In a sense it is deeper than that. In a more restrictive system, the manner in which characters are built dictates the narrower range of items they will find useful, thus funneling them toward those items. This is one type of requirement set on the GM, to give them specific things because the builds will disallow a wider range of options. Another related type of requirement is how monsters and challenges built in a certain manner then funnel PCs toward needing specific powers-level (plusses, generally) of items by particular level-milestones. The GM is again foreced to consider yet a narrower subset of items. The more spcific the system regarding builds and expected challenges, and the tighter the formulas for helping the GM design the expected encounters and challenges, the fewer options for players and GMs.
 

In a sense it is deeper than that. In a more restrictive system, the manner in which characters are built dictates the narrower range of items they will find useful, thus funneling them toward those items. This is one type of requirement set on the GM, to give them specific things because the builds will disallow a wider range of options. Another related type of requirement is how monsters and challenges built in a certain manner then funnel PCs toward needing specific powers-level (plusses, generally) of items by particular level-milestones. The GM is again foreced to consider yet a narrower subset of items. The more spcific the system regarding builds and expected challenges, and the tighter the formulas for helping the GM design the expected encounters and challenges, the fewer options for players and GMs.
What I'm not seeing is how this restricts the DM at all. Fairly simplistically put, there are four variables in this system: PC power, magic item power, monster power and level of challenge. The system doesn't (and can't!) force a DM to give specific magic items to the PCs or throw specific challenges at them. However, if three out of the four variables are specified, basic math pretty much determines the fourth (although the DM can always apply situational factors to specific encounters).
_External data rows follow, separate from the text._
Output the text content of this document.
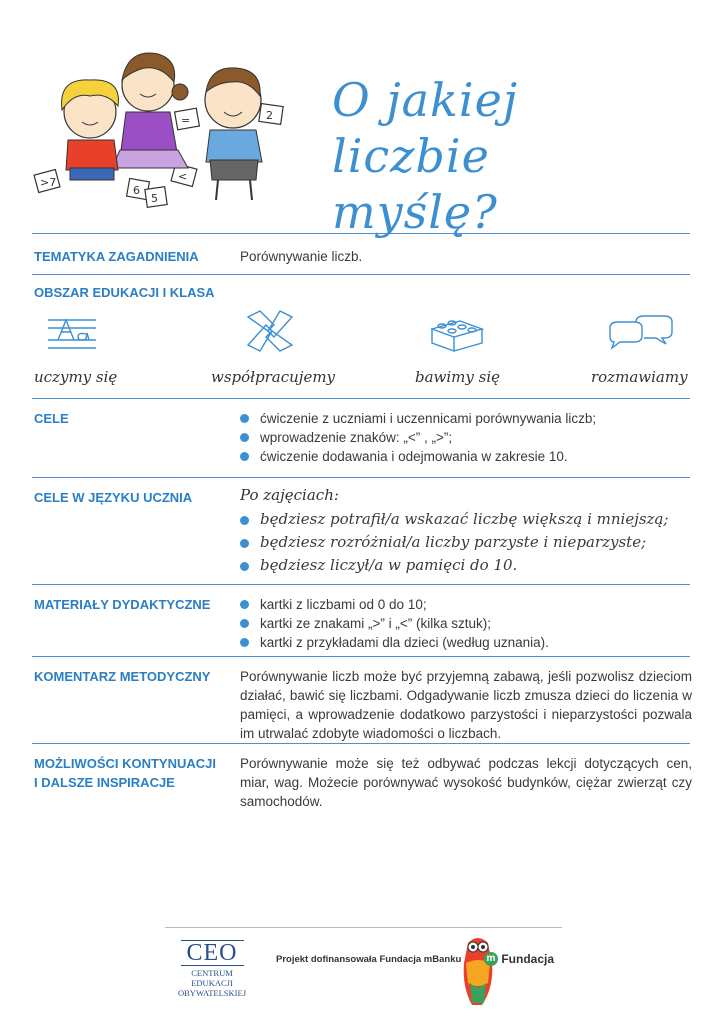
>7
6
5
<
=	2 O jakiej
liczbie myślę?
TEMATYKA ZAGADNIENIA	Porównywanie liczb.
OBSZAR EDUKACJI I KLASA
uczymy się	współpracujemy	bawimy się	rozmawiamy
CELE	ćwiczenie z uczniami i uczennicami porównywania liczb;
wprowadzenie znaków: „<” , „>”;
ćwiczenie dodawania i odejmowania w zakresie 10.
CELE W JĘZYKU UCZNIA	Po zajęciach:
będziesz potrafił/a wskazać liczbę większą i mniejszą;
będziesz rozróżniał/a liczby parzyste i nieparzyste;
będziesz liczył/a w pamięci do 10.
MATERIAŁY DYDAKTYCZNE	kartki z liczbami od 0 do 10;
kartki ze znakami „>” i „<” (kilka sztuk);
kartki z przykładami dla dzieci (według uznania).
KOMENTARZ METODYCZNY Porównywanie liczb może być przyjemną zabawą, jeśli pozwolisz dzieciom działać, bawić się liczbami. Odgadywanie liczb zmusza dzieci do liczenia w pamięci, a wprowadzenie dodatkowo parzystości i nieparzystości pozwala im utrwalać zdobyte wiadomości o liczbach.
MOŻLIWOŚCI KONTYNUACJI
I DALSZE INSPIRACJE
Porównywanie może się też odbywać podczas lekcji dotyczących cen, miar, wag. Możecie porównywać wysokość budynków, ciężar zwierząt czy samochodów.
CEO
CENTRUM EDUKACJI
OBYWATELSKIEJ
Projekt dofinansowała Fundacja mBanku	m Fundacja
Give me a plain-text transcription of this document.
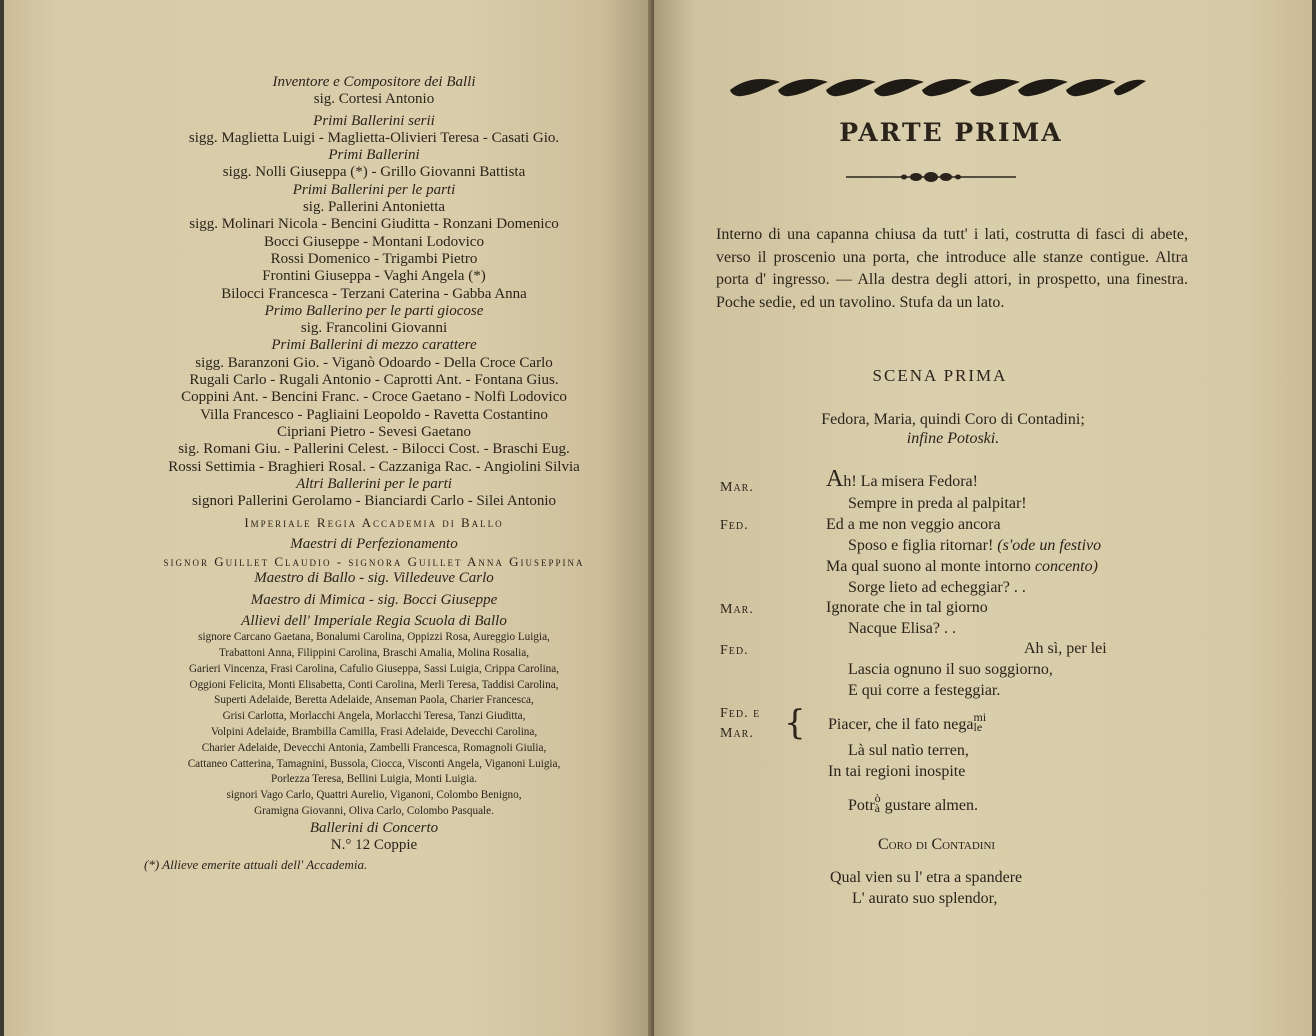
Inventore e Compositore dei Balli
sig. Cortesi Antonio
Primi Ballerini serii
sigg. Maglietta Luigi - Maglietta-Olivieri Teresa - Casati Gio.
Primi Ballerini
sigg. Nolli Giuseppa (*) - Grillo Giovanni Battista
Primi Ballerini per le parti
sig. Pallerini Antonietta
sigg. Molinari Nicola - Bencini Giuditta - Ronzani Domenico
Bocci Giuseppe - Montani Lodovico
Rossi Domenico - Trigambi Pietro
Frontini Giuseppa - Vaghi Angela (*)
Bilocci Francesca - Terzani Caterina - Gabba Anna
Primo Ballerino per le parti giocose
sig. Francolini Giovanni
Primi Ballerini di mezzo carattere
sigg. Baranzoni Gio. - Viganò Odoardo - Della Croce Carlo
Rugali Carlo - Rugali Antonio - Caprotti Ant. - Fontana Gius.
Coppini Ant. - Bencini Franc. - Croce Gaetano - Nolfi Lodovico
Villa Francesco - Pagliaini Leopoldo - Ravetta Costantino
Cipriani Pietro - Sevesi Gaetano
sig. Romani Giu. - Pallerini Celest. - Bilocci Cost. - Braschi Eug.
Rossi Settimia - Braghieri Rosal. - Cazzaniga Rac. - Angiolini Silvia
Altri Ballerini per le parti
signori Pallerini Gerolamo - Bianciardi Carlo - Silei Antonio
Imperiale Regia Accademia di Ballo
Maestri di Perfezionamento
signor Guillet Claudio - signora Guillet Anna Giuseppina
Maestro di Ballo - sig. Villedeuve Carlo
Maestro di Mimica - sig. Bocci Giuseppe
Allievi dell' Imperiale Regia Scuola di Ballo
signore Carcano Gaetana, Bonalumi Carolina, Oppizzi Rosa, Aureggio Luigia,
Trabattoni Anna, Filippini Carolina, Braschi Amalia, Molina Rosalia,
Garieri Vincenza, Frasi Carolina, Cafulio Giuseppa, Sassi Luigia, Crippa Carolina,
Oggioni Felicita, Monti Elisabetta, Conti Carolina, Merli Teresa, Taddisi Carolina,
Superti Adelaide, Beretta Adelaide, Anseman Paola, Charier Francesca,
Grisi Carlotta, Morlacchi Angela, Morlacchi Teresa, Tanzi Giuditta,
Volpini Adelaide, Brambilla Camilla, Frasi Adelaide, Devecchi Carolina,
Charier Adelaide, Devecchi Antonia, Zambelli Francesca, Romagnoli Giulia,
Cattaneo Catterina, Tamagnini, Bussola, Ciocca, Visconti Angela, Viganoni Luigia,
Porlezza Teresa, Bellini Luigia, Monti Luigia.
signori Vago Carlo, Quattri Aurelio, Viganoni, Colombo Benigno,
Gramigna Giovanni, Oliva Carlo, Colombo Pasquale.
Ballerini di Concerto
N.° 12 Coppie
(*) Allieve emerite attuali dell' Accademia.
PARTE PRIMA
Interno di una capanna chiusa da tutt' i lati, costrutta di fasci di abete, verso il proscenio una porta, che introduce alle stanze contigue. Altra porta d' ingresso. — Alla destra degli attori, in prospetto, una finestra. Poche sedie, ed un tavolino. Stufa da un lato.
SCENA PRIMA
Fedora, Maria, quindi Coro di Contadini;
infine Potoski.
Mar.	Ah! La misera Fedora!
Sempre in preda al palpitar!
Fed.	Ed a me non veggio ancora
Sposo e figlia ritornar! (s'ode un festivo
Ma qual suono al monte intorno concento)
Sorge lieto ad echeggiar? . .
Mar.	Ignorate che in tal giorno
Nacque Elisa? . .
Fed.	Ah sì, per lei
Lascia ognuno il suo soggiorno,
E qui corre a festeggiar.
Fed. e
Mar. { Piacer, che il fato nega mi
le
Là sul natìo terren,
In tai regioni inospite
Potr ò
à gustare almen.
Coro di Contadini
Qual vien su l' etra a spandere
L' aurato suo splendor,
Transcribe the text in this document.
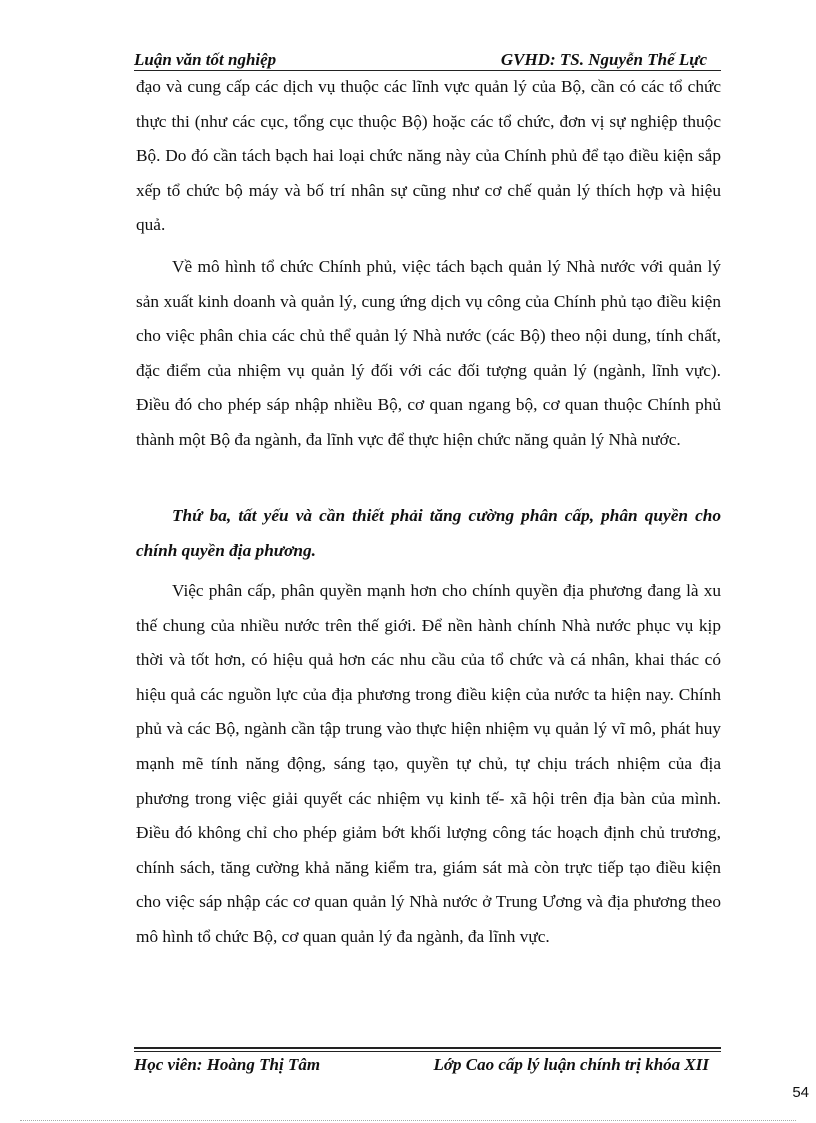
Luận văn tốt nghiệp	GVHD: TS. Nguyễn Thế Lực
đạo và cung cấp các dịch vụ thuộc các lĩnh vực quản lý của Bộ, cần có các tổ chức thực thi (như các cục, tổng cục thuộc Bộ) hoặc các tổ chức, đơn vị sự nghiệp thuộc Bộ. Do đó cần tách bạch hai loại chức năng này của Chính phủ để tạo điều kiện sắp xếp tổ chức bộ máy và bố trí nhân sự cũng như cơ chế quản lý thích hợp và hiệu quả.
Về mô hình tổ chức Chính phủ, việc tách bạch quản lý Nhà nước với quản lý sản xuất kinh doanh và quản lý, cung ứng dịch vụ công của Chính phủ tạo điều kiện cho việc phân chia các chủ thể quản lý Nhà nước (các Bộ) theo nội dung, tính chất, đặc điểm của nhiệm vụ quản lý đối với các đối tượng quản lý (ngành, lĩnh vực). Điều đó cho phép sáp nhập nhiều Bộ, cơ quan ngang bộ, cơ quan thuộc Chính phủ thành một Bộ đa ngành, đa lĩnh vực để thực hiện chức năng quản lý Nhà nước.
Thứ ba, tất yếu và cần thiết phải tăng cường phân cấp, phân quyền cho chính quyền địa phương.
Việc phân cấp, phân quyền mạnh hơn cho chính quyền địa phương đang là xu thế chung của nhiều nước trên thế giới. Để nền hành chính Nhà nước phục vụ kịp thời và tốt hơn, có hiệu quả hơn các nhu cầu của tổ chức và cá nhân, khai thác có hiệu quả các nguồn lực của địa phương trong điều kiện của nước ta hiện nay. Chính phủ và các Bộ, ngành cần tập trung vào thực hiện nhiệm vụ quản lý vĩ mô, phát huy mạnh mẽ tính năng động, sáng tạo, quyền tự chủ, tự chịu trách nhiệm của địa phương trong việc giải quyết các nhiệm vụ kinh tế- xã hội trên địa bàn của mình. Điều đó không chỉ cho phép giảm bớt khối lượng công tác hoạch định chủ trương, chính sách, tăng cường khả năng kiểm tra, giám sát mà còn trực tiếp tạo điều kiện cho việc sáp nhập các cơ quan quản lý Nhà nước ở Trung Ương và địa phương theo mô hình tổ chức Bộ, cơ quan quản lý đa ngành, đa lĩnh vực.
Học viên: Hoàng Thị Tâm	Lớp Cao cấp lý luận chính trị khóa XII
54
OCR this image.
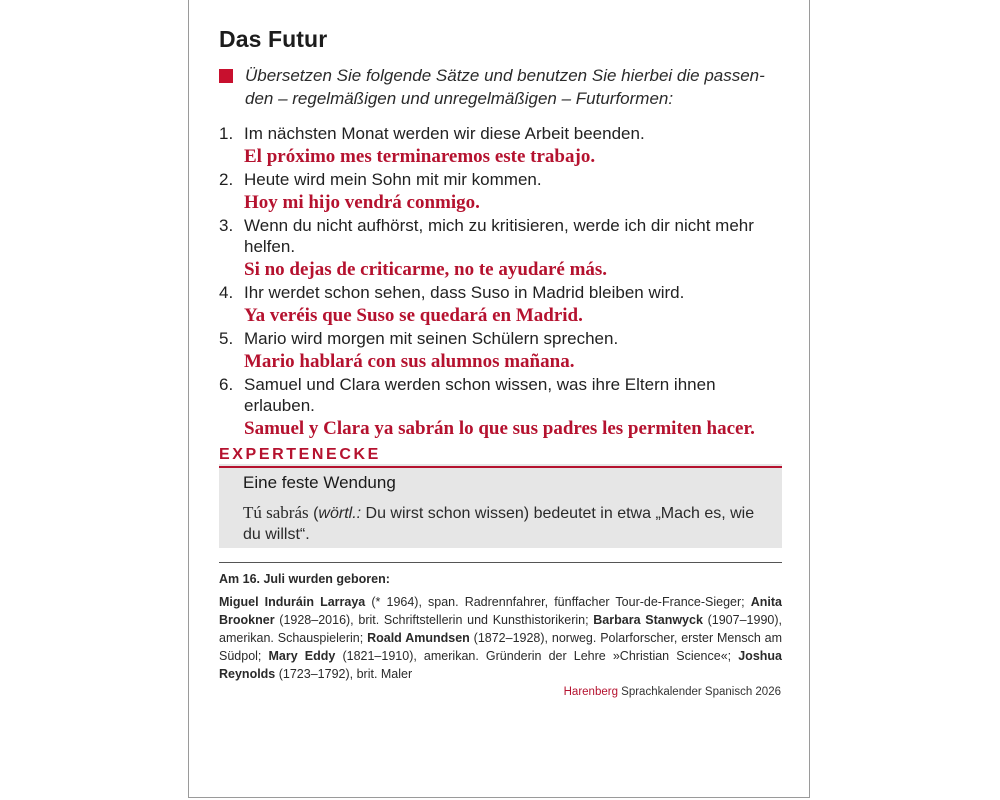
Das Futur

Übersetzen Sie folgende Sätze und benutzen Sie hierbei die passen-den – regelmäßigen und unregelmäßigen – Futurformen:

1. Im nächsten Monat werden wir diese Arbeit beenden.
El próximo mes terminaremos este trabajo.
2. Heute wird mein Sohn mit mir kommen.
Hoy mi hijo vendrá conmigo.
3. Wenn du nicht aufhörst, mich zu kritisieren, werde ich dir nicht mehr helfen.
Si no dejas de criticarme, no te ayudaré más.
4. Ihr werdet schon sehen, dass Suso in Madrid bleiben wird.
Ya veréis que Suso se quedará en Madrid.
5. Mario wird morgen mit seinen Schülern sprechen.
Mario hablará con sus alumnos mañana.
6. Samuel und Clara werden schon wissen, was ihre Eltern ihnen erlauben.
Samuel y Clara ya sabrán lo que sus padres les permiten hacer.
EXPERTENECKE
Eine feste Wendung

Tú sabrás (wörtl.: Du wirst schon wissen) bedeutet in etwa „Mach es, wie du willst“.

Am 16. Juli wurden geboren:
Miguel Induráin Larraya (* 1964), span. Radrennfahrer, fünffacher Tour-de-France-Sieger; Anita Brookner (1928–2016), brit. Schriftstellerin und Kunsthistorikerin; Barbara Stanwyck (1907–1990), amerikan. Schauspielerin; Roald Amundsen (1872–1928), norweg. Polarforscher, erster Mensch am Südpol; Mary Eddy (1821–1910), amerikan. Gründerin der Lehre »Christian Science«; Joshua Reynolds (1723–1792), brit. Maler
Harenberg Sprachkalender Spanisch 2026
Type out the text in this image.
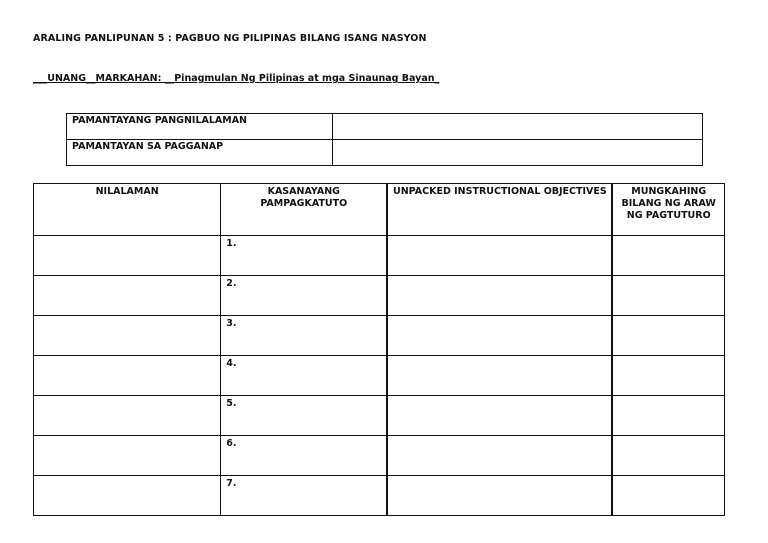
ARALING PANLIPUNAN 5 : PAGBUO NG PILIPINAS BILANG ISANG NASYON
___UNANG__MARKAHAN: __Pinagmulan Ng Pilipinas at mga Sinaunag Bayan_
PAMANTAYANG PANGNILALAMAN	
PAMANTAYAN SA PAGGANAP	
NILALAMAN	KASANAYANG PAMPAGKATUTO	UNPACKED INSTRUCTIONAL OBJECTIVES	MUNGKAHING BILANG NG ARAW NG PAGTUTURO
	1.		
	2.		
	3.		
	4.		
	5.		
	6.		
	7.		
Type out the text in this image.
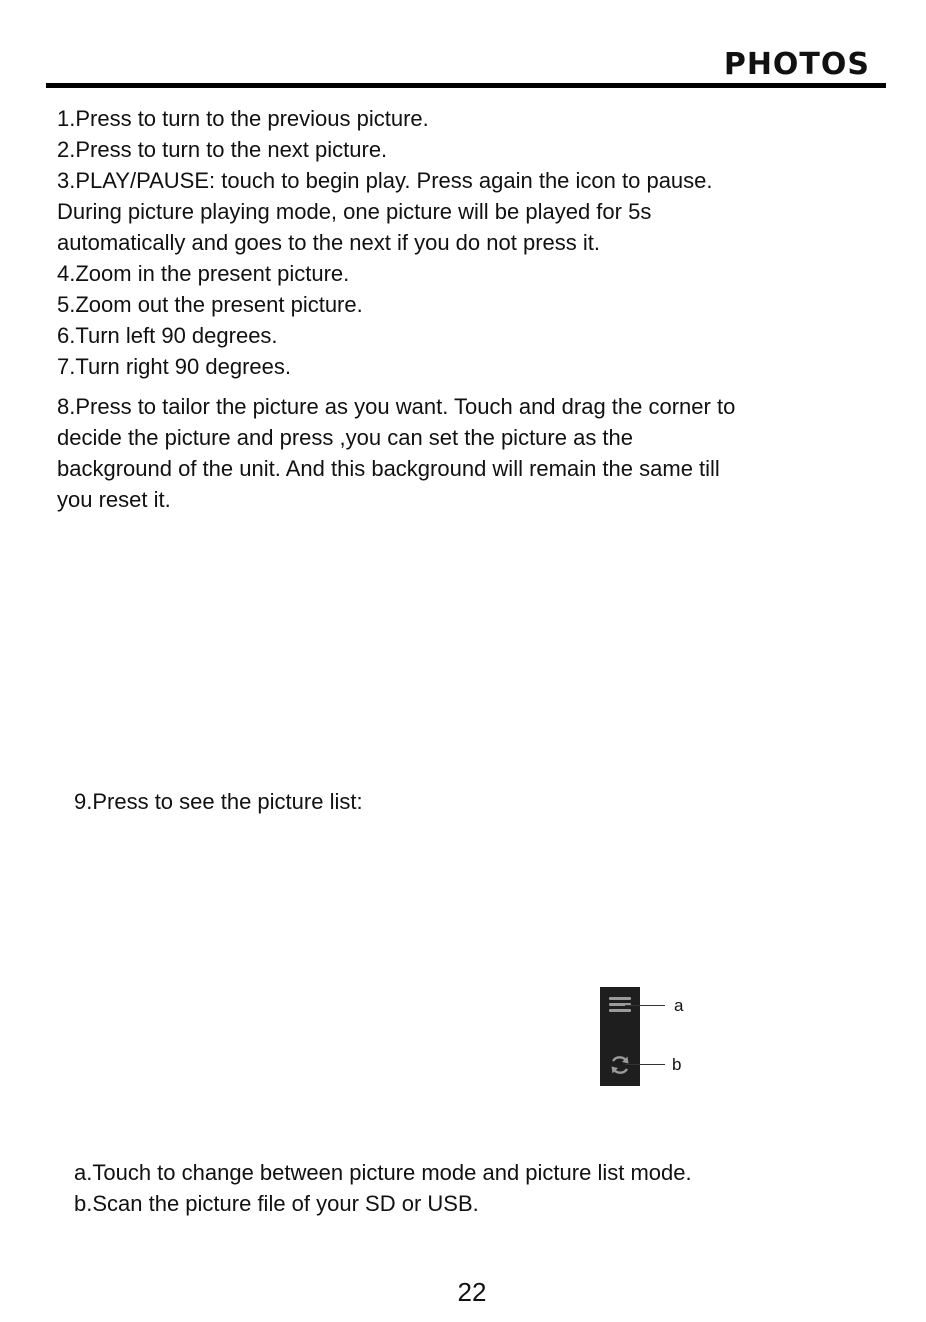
PHOTOS

1.Press to turn to the previous picture.

2.Press to turn to the next picture.

3.PLAY/PAUSE: touch to begin play. Press again the icon to pause.

During picture playing mode, one picture will be played for 5s

automatically and goes to the next if you do not press it.

4.Zoom in the present picture.

5.Zoom out the present picture.

6.Turn left 90 degrees.

7.Turn right 90 degrees.

8.Press to tailor the picture as you want. Touch and drag the corner to

decide the picture and press ,you can set the picture as the

background of the unit. And this background will remain the same till

you reset it.

9.Press to see the picture list:

a
b

a.Touch to change between picture mode and picture list mode.

b.Scan the picture file of your SD or USB.

22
If PC power is given, and the DM wants the PCs to encounter a specific monster and he wants the fight to provide a specific level of challenge, then yes, he needs to ensure that the PC's magic items are of a specific level of power (or adjust the situational factors). If, however, he is willing to change either the monster power or the level of difficulty, he can keep magic item power constant.

Given this set-up, I think it is fine for a system to advise what is the baseline assumption, e.g. PCs of a particular power level equipped with standard magic items for their level should be able to take on monsters of a particular power level at a standard level of challenge. Maybe it could also explain how reducing magic item power will change the level of challenge if monster power remains constant, or how monster power can be adjusted to maintain the same level of challenge. However, I don't see the fact that such advice exists as "restrictive" or as "funnelling".